Wie viele Sternschnuppen sind zu erwarten?
Unter idealen Bedingungen – also fernab von Städten und bei wolkenlosem Himmel – können 50 bis 100 Sternschnuppen pro Stunde beobachtet werden. In Städten oder bei leichtem Dunst fällt die Zahl entsprechend geringer aus. Besonders auffällig sind die Perseiden wegen ihrer hellen Leuchtspuren und gelegentlichen Feuerkugeln.
Wo sind sie am besten zu sehen?
Je dunkler der Himmel, desto besser. Empfehlenswert sind unverbaute Gebiete das Mühlviertel und höher gelegene Aussichtspunkte, freie Felder oder Hügel fernab von Straßenbeleuchtung. In Linz bietet sich die von der Stadt abgelegene Seite des Pöstlingbergs – etwa die Wiese oberhalb vomGasthaus Freiseder – zum Sterndlschauen an.
Wohin muss man schauen?
Der Namensgeber der Perseiden ist das Sternbild Perseus, aus dessen Richtung die Sternschnuppen scheinbar kommen. Allerdings muss man nicht direkt dorthin blicken – die Meteore ziehen über den gesamten Himmel. Deshalb gilt: Am besten bequem auf eine Liege oder Decke legen und möglichst viel Himmel überblicken. Der Radiant (der scheinbare Ursprung der Perseiden) liegt im Nordosten im Sternbild Perseus. Gegen 22 Uhr steht der Radiant noch relativ tief über dem Nordost-Horizont, nach Mitternacht steigt er immer höher,wischen 2 und 4 Uhr früh steht er hoch im Nordosten bis Osten – dann sind die meisten Sternschnuppen zu sehen.
Extra-Bonus 2026: partielle Sonnenfinsternis!

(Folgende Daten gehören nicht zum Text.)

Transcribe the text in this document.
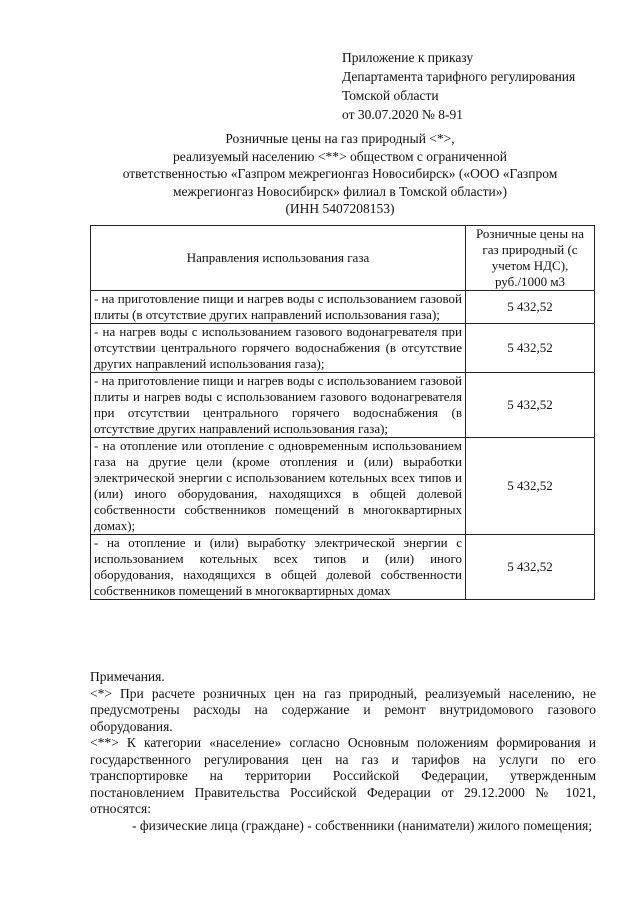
Приложение к приказу
Департамента тарифного регулирования
Томской области
от 30.07.2020 № 8-91
Розничные цены на газ природный <*>,
реализуемый населению <**> обществом с ограниченной
ответственностью «Газпром межрегионгаз Новосибирск» («ООО «Газпром
межрегионгаз Новосибирск» филиал в Томской области»)
(ИНН 5407208153)
Направления использования газа	Розничные цены на газ природный (с учетом НДС), руб./1000 м3
- на приготовление пищи и нагрев воды с использованием газовой плиты (в отсутствие других направлений использования газа);	5 432,52
- на нагрев воды с использованием газового водонагревателя при отсутствии центрального горячего водоснабжения (в отсутствие других направлений использования газа);	5 432,52
- на приготовление пищи и нагрев воды с использованием газовой плиты и нагрев воды с использованием газового водонагревателя при отсутствии центрального горячего водоснабжения (в отсутствие других направлений использования газа);	5 432,52
- на отопление или отопление с одновременным использованием газа на другие цели (кроме отопления и (или) выработки электрической энергии с использованием котельных всех типов и (или) иного оборудования, находящихся в общей долевой собственности собственников помещений в многоквартирных домах);	5 432,52
- на отопление и (или) выработку электрической энергии с использованием котельных всех типов и (или) иного оборудования, находящихся в общей долевой собственности собственников помещений в многоквартирных домах	5 432,52

Примечания.

<*> При расчете розничных цен на газ природный, реализуемый населению, не предусмотрены расходы на содержание и ремонт внутридомового газового оборудования.

<**> К категории «население» согласно Основным положениям формирования и государственного регулирования цен на газ и тарифов на услуги по его транспортировке на территории Российской Федерации, утвержденным постановлением Правительства Российской Федерации от 29.12.2000 № 1021, относятся:

- физические лица (граждане) - собственники (наниматели) жилого помещения;
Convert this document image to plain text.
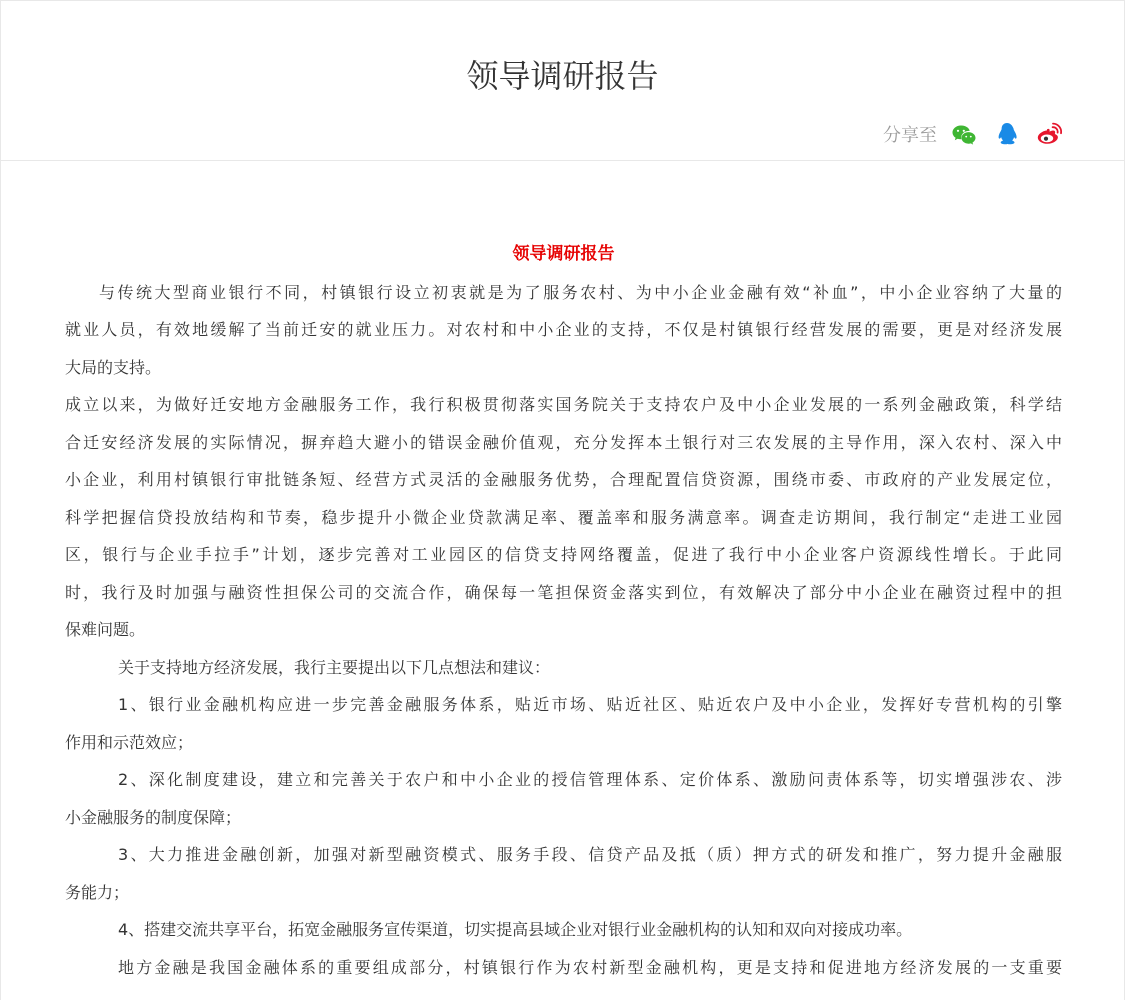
领导调研报告
分享至
领导调研报告
与传统大型商业银行不同，村镇银行设立初衷就是为了服务农村、为中小企业金融有效“补血”，中小企业容纳了大量的
就业人员，有效地缓解了当前迁安的就业压力。对农村和中小企业的支持，不仅是村镇银行经营发展的需要，更是对经济发展
大局的支持。
成立以来，为做好迁安地方金融服务工作，我行积极贯彻落实国务院关于支持农户及中小企业发展的一系列金融政策，科学结
合迁安经济发展的实际情况，摒弃趋大避小的错误金融价值观，充分发挥本土银行对三农发展的主导作用，深入农村、深入中
小企业，利用村镇银行审批链条短、经营方式灵活的金融服务优势，合理配置信贷资源，围绕市委、市政府的产业发展定位，
科学把握信贷投放结构和节奏，稳步提升小微企业贷款满足率、覆盖率和服务满意率。调查走访期间，我行制定“走进工业园
区，银行与企业手拉手”计划，逐步完善对工业园区的信贷支持网络覆盖，促进了我行中小企业客户资源线性增长。于此同
时，我行及时加强与融资性担保公司的交流合作，确保每一笔担保资金落实到位，有效解决了部分中小企业在融资过程中的担
保难问题。
关于支持地方经济发展，我行主要提出以下几点想法和建议：
1、银行业金融机构应进一步完善金融服务体系，贴近市场、贴近社区、贴近农户及中小企业，发挥好专营机构的引擎
作用和示范效应；
2、深化制度建设，建立和完善关于农户和中小企业的授信管理体系、定价体系、激励问责体系等，切实增强涉农、涉
小金融服务的制度保障；
3、大力推进金融创新，加强对新型融资模式、服务手段、信贷产品及抵（质）押方式的研发和推广，努力提升金融服
务能力；
4、搭建交流共享平台，拓宽金融服务宣传渠道，切实提高县域企业对银行业金融机构的认知和双向对接成功率。
地方金融是我国金融体系的重要组成部分，村镇银行作为农村新型金融机构，更是支持和促进地方经济发展的一支重要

Der 12. August bietet heuer gleich zwei astronomische Highlights: Kurz vor Sonnenuntergang ist in Österreich eine partielle Sonnenfinsternis zu sehen. In Linz werden dabei rund 90 Prozent der Sonnenscheibe vom Mond bedeckt – ein außergewöhnlich hoher Wert für eine partielle Finsternis. Sie beginnt gegen 19.22 Uhr, erreicht ihr Maximum um 20.14 Uhr und endet kurz nach 20.20 Uhr, wenn die Sonne bereits tief über dem westlichen Horizont steht. Für die Beobachtung ist unbedingt eine geeignete Sonnenfinsternis-Brille oder ein spezieller Sonnenfilter erforderlich – ein Blick mit bloßem Auge kann zu schweren Augenschäden führen.